Q3 2025 results confirm ams‑OSRAM’s resilient profitability

ams‑OSRAM AG, a Swiss‑based designer and manufacturer of optical solutions, released the financial figures for the quarter that ended 30 September 2025 on 18 November 2025. The data underline the company’s continued ability to generate stable earnings in a market that is experiencing both currency pressures and modest revenue declines.

Revenue and profitability

  • Revenue fell 3 % year‑on‑year to €853 million, a decline largely attributed to a weaker U.S. dollar, which dampened the company’s international sales mix.
  • Adjusted EBITDA held steady at €166 million, matching the previous quarter and representing an EBITDA margin of 19.5 %. This margin was helped by a favourable one‑time effect and an efficient cost structure.
  • The company’s profit‑ability metrics improved relative to the same period in 2024, signalling that operational discipline is paying off even amid macro‑economic headwinds.

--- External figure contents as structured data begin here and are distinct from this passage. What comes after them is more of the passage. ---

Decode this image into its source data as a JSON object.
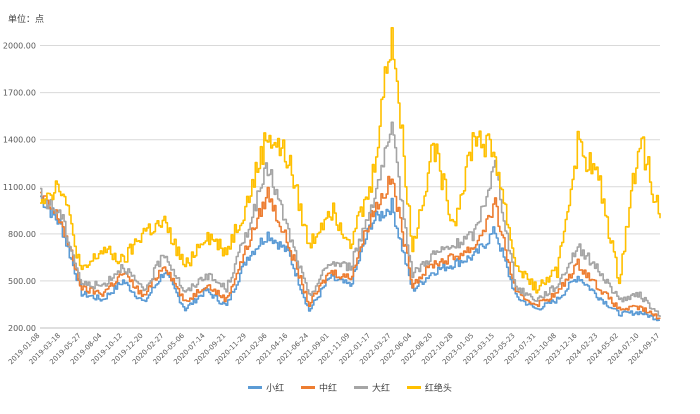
{
  "chart_data": {
    "type": "line",
    "unit_label": "单位：点",
    "ylim": [
      200,
      2150
    ],
    "yticks": [
      "200.00",
      "500.00",
      "800.00",
      "1100.00",
      "1400.00",
      "1700.00",
      "2000.00"
    ],
    "ytick_values": [
      200,
      500,
      800,
      1100,
      1400,
      1700,
      2000
    ],
    "grid": true,
    "legend_position": "bottom",
    "x_categories": [
      "2019-01-08",
      "2019-03-18",
      "2019-05-27",
      "2019-08-04",
      "2019-10-12",
      "2019-12-20",
      "2020-02-27",
      "2020-05-06",
      "2020-07-14",
      "2020-09-21",
      "2020-11-29",
      "2021-02-06",
      "2021-04-16",
      "2021-06-24",
      "2021-09-01",
      "2021-11-09",
      "2022-01-17",
      "2022-03-27",
      "2022-06-04",
      "2022-08-20",
      "2022-10-28",
      "2023-01-05",
      "2023-03-15",
      "2023-05-23",
      "2023-07-31",
      "2023-10-08",
      "2023-12-16",
      "2024-02-23",
      "2024-05-02",
      "2024-07-10",
      "2024-09-17"
    ],
    "series": [
      {
        "name": "小红",
        "color": "#5b9bd5",
        "values": [
          1040,
          850,
          420,
          380,
          500,
          360,
          560,
          320,
          440,
          340,
          650,
          800,
          680,
          310,
          520,
          470,
          870,
          980,
          440,
          560,
          610,
          660,
          820,
          400,
          320,
          380,
          530,
          400,
          290,
          300,
          250
        ]
      },
      {
        "name": "中红",
        "color": "#ed7d31",
        "values": [
          1040,
          880,
          450,
          420,
          550,
          400,
          610,
          360,
          480,
          380,
          720,
          1060,
          730,
          350,
          560,
          520,
          920,
          1150,
          480,
          610,
          650,
          720,
          980,
          420,
          350,
          420,
          610,
          460,
          320,
          330,
          260
        ]
      },
      {
        "name": "大红",
        "color": "#a5a5a5",
        "values": [
          1040,
          920,
          480,
          470,
          600,
          430,
          680,
          420,
          540,
          450,
          820,
          1230,
          810,
          400,
          620,
          590,
          980,
          1440,
          540,
          670,
          720,
          800,
          1240,
          460,
          380,
          470,
          720,
          570,
          380,
          410,
          270
        ]
      },
      {
        "name": "红绝头",
        "color": "#ffc000",
        "values": [
          1040,
          1120,
          550,
          700,
          620,
          820,
          860,
          590,
          800,
          690,
          1000,
          1440,
          1270,
          720,
          970,
          760,
          1100,
          2110,
          700,
          1370,
          860,
          1440,
          1300,
          600,
          450,
          560,
          1370,
          1150,
          500,
          1430,
          900
        ]
      }
    ]
  }
}
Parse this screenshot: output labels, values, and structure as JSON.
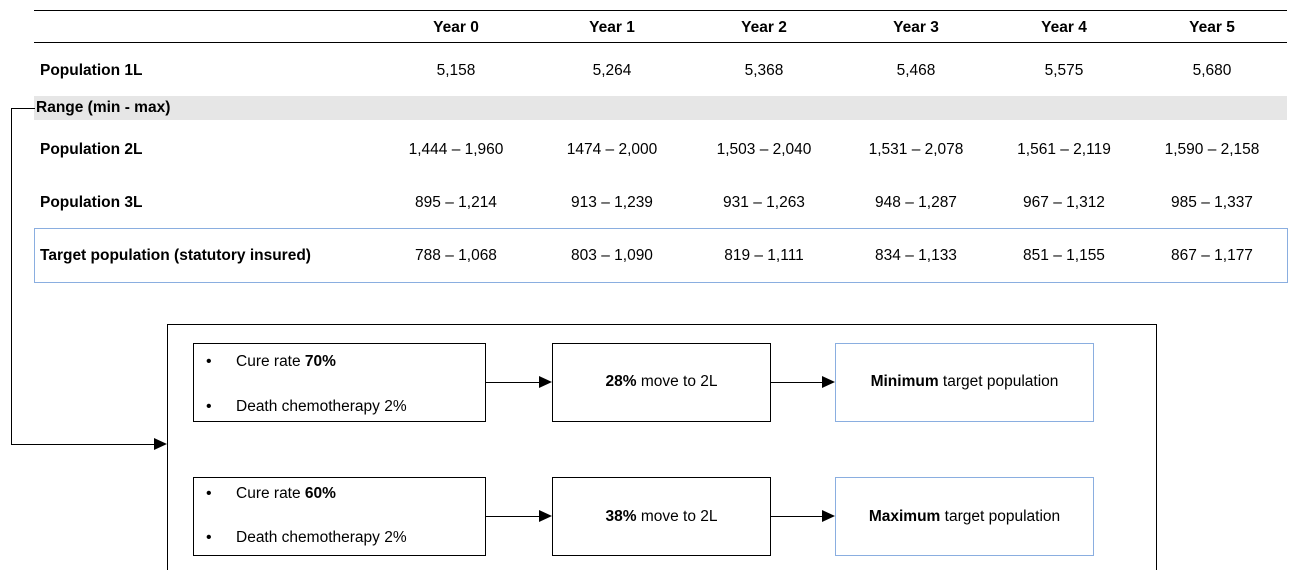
{
  "table": {
    "headers": [
      "Year 0",
      "Year 1",
      "Year 2",
      "Year 3",
      "Year 4",
      "Year 5"
    ],
    "population_1l": {
      "label": "Population 1L",
      "values": [
        "5,158",
        "5,264",
        "5,368",
        "5,468",
        "5,575",
        "5,680"
      ]
    },
    "range_label": "Range (min - max)",
    "population_2l": {
      "label": "Population 2L",
      "values": [
        "1,444 – 1,960",
        "1474 – 2,000",
        "1,503 – 2,040",
        "1,531 – 2,078",
        "1,561 – 2,119",
        "1,590 – 2,158"
      ]
    },
    "population_3l": {
      "label": "Population 3L",
      "values": [
        "895 – 1,214",
        "913 – 1,239",
        "931 – 1,263",
        "948 – 1,287",
        "967 – 1,312",
        "985 – 1,337"
      ]
    },
    "target_population": {
      "label": "Target population (statutory insured)",
      "values": [
        "788 – 1,068",
        "803 – 1,090",
        "819 – 1,111",
        "834 – 1,133",
        "851 – 1,155",
        "867 – 1,177"
      ]
    }
  },
  "flow": {
    "min": {
      "bullet1_prefix": "Cure rate ",
      "bullet1_bold": "70%",
      "bullet2": "Death chemotherapy 2%",
      "move_bold": "28%",
      "move_rest": " move to 2L",
      "result_bold": "Minimum",
      "result_rest": " target population"
    },
    "max": {
      "bullet1_prefix": "Cure rate ",
      "bullet1_bold": "60%",
      "bullet2": "Death chemotherapy 2%",
      "move_bold": "38%",
      "move_rest": " move to 2L",
      "result_bold": "Maximum",
      "result_rest": " target population"
    },
    "bullet_char": "•"
  }
}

Earnings per share and cash flow

  • The earnings‑per‑share figure reported a loss of 0.26 CHF per share for the quarter, a slight worsening from the 0.23 CHF loss recorded in the corresponding period of 2024.
  • Despite the negative EPS, ams‑OSRAM’s cash‑flow generation remained robust, a key factor that underpins its ongoing investment in research and development across its sensor and light‑technology portfolio.

Market reaction and analyst outlook

  • At the time of the earnings release, the share price was trading around €9.20 on Tradegate, reflecting a drop of roughly 14 % from the previous close. The current closing price on 19 November 2025 was €8.72.
  • Major research houses have maintained a “Buy” rating:
  • UBS issued its recommendation on 18 November, noting the company’s solid margin and cash‑flow profile.
  • Jefferies followed suit the same day, reinforcing confidence in the firm’s long‑term growth prospects.

Strategic implications

ams‑OSRAM’s quarterly results demonstrate that the company is navigating a challenging environment while preserving profitability. The firm’s focus on high‑margin semiconductor and sensor solutions for consumer, automotive, healthcare, and industrial sectors appears to be sustaining demand, even as currency fluctuations erode headline revenue figures.

Investors will likely keep an eye on the company’s ability to translate these operating gains into shareholder returns, particularly as it continues to invest in new product lines and expand its global footprint.